The shipments component of the Cass Freight Index declined 1% from February, 4% lower year over year (y/y). The expenditures subindex, which measures the total costs associated with shipping freight inclusive of fuel, fell 1.5% sequentially and 12% y/y.
“Soft real retail sales trends and ongoing destocking remain the primary headwinds to freight volumes, and sharp import declines suggest this type of environment will persist for some time,” said ACT Research’s Tim Denoyer.
Assuming normal seasonality moving forward, Denoyer said shipments will be 1% to 3% lower y/y over the next few months.
|TL Linehaul Index||-9.6%||3.2%||-0.6%||NM|
Truckload rates are expected to continue to fall, according to a report published by investment firm TD Cowen (NYSE: TD) and 3PL AFS Logistics. A predictive freight index showed per-mile TL rates will be down 13.1% y/y in the second quarter and just 6.6% higher than when the index started in January 2018.

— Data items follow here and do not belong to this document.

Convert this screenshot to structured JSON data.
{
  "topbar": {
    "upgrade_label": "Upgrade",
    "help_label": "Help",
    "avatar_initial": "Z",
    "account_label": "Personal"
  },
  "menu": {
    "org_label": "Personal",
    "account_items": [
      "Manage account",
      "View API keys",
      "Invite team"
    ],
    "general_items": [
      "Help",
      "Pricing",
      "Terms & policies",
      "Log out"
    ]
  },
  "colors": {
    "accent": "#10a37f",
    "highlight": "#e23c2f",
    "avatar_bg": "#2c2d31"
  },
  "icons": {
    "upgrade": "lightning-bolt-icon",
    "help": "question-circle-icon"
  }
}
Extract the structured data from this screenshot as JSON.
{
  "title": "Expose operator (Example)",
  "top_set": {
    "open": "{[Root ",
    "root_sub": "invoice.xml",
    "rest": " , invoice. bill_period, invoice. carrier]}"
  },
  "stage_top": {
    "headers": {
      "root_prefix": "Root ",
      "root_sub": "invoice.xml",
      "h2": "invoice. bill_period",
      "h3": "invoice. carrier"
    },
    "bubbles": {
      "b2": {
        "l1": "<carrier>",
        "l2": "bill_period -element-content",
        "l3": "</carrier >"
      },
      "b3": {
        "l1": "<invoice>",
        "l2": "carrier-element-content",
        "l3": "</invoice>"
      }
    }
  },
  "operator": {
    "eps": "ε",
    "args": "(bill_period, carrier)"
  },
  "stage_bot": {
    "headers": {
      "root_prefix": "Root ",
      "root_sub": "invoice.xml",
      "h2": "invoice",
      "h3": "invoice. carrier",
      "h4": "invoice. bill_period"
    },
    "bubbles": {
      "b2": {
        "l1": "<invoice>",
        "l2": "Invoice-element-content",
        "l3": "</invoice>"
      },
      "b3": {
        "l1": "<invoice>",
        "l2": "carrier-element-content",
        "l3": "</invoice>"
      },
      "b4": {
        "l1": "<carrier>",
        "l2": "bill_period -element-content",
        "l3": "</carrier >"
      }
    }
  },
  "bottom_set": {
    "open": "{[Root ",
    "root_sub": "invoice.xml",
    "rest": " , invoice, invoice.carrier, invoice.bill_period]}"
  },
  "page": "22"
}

As freight data continues to bobble along the bottom, industry analysts are showing concern that a material recovery in demand may not take shape in the second half, which was the consensus expectation heading into the year. However, shippers provided a bit of optimism around inventories in a recent Morgan Stanley (NYSE: MS) survey.
Of those polled, there was a 10-percentage-point increase in the number of respondents saying they would maintain current stock levels, suggesting shippers’ sustained efforts to curtail merchandise overhangs are working. There was also a decline in those saying that their inventories need to be reduced for the first time in six quarters. Overall, nearly 75% expect inventory levels to normalize this year.
Backing out the impact lower shipments had on the total amount spent on freight in the month, rates on an inferred basis were 8.3% lower y/y, according to Cass. Lower fuel prices were the primary reason for the decline in inferred rates but “there’s clearly also still market pressure on rates,” Denoyer said.
Cass’ TL Linehaul Index, which excludes fuel and accessorials, fell sequentially for the 10th straight month in March, down 0.6% from February and 9.6% lower y/y. The data set includes both spot and contract freight.
Denoyer noted that TL typically takes share from less-than-truckload and intermodal in loose freight markets. This modal mix shift has been captured by Cass’ index over the past year. However, that trend has reversed in recent weeks, suggesting “the trucking industry has passed peak looseness” and that “capacity growth has started to slow, and a rebalancing has begun.”
Data used in the Cass indexes is derived from freight bills paid by Cass (NASDAQ: CASS), a provider of payment management solutions. Cass processes $44 billion in freight payables annually on behalf of customers.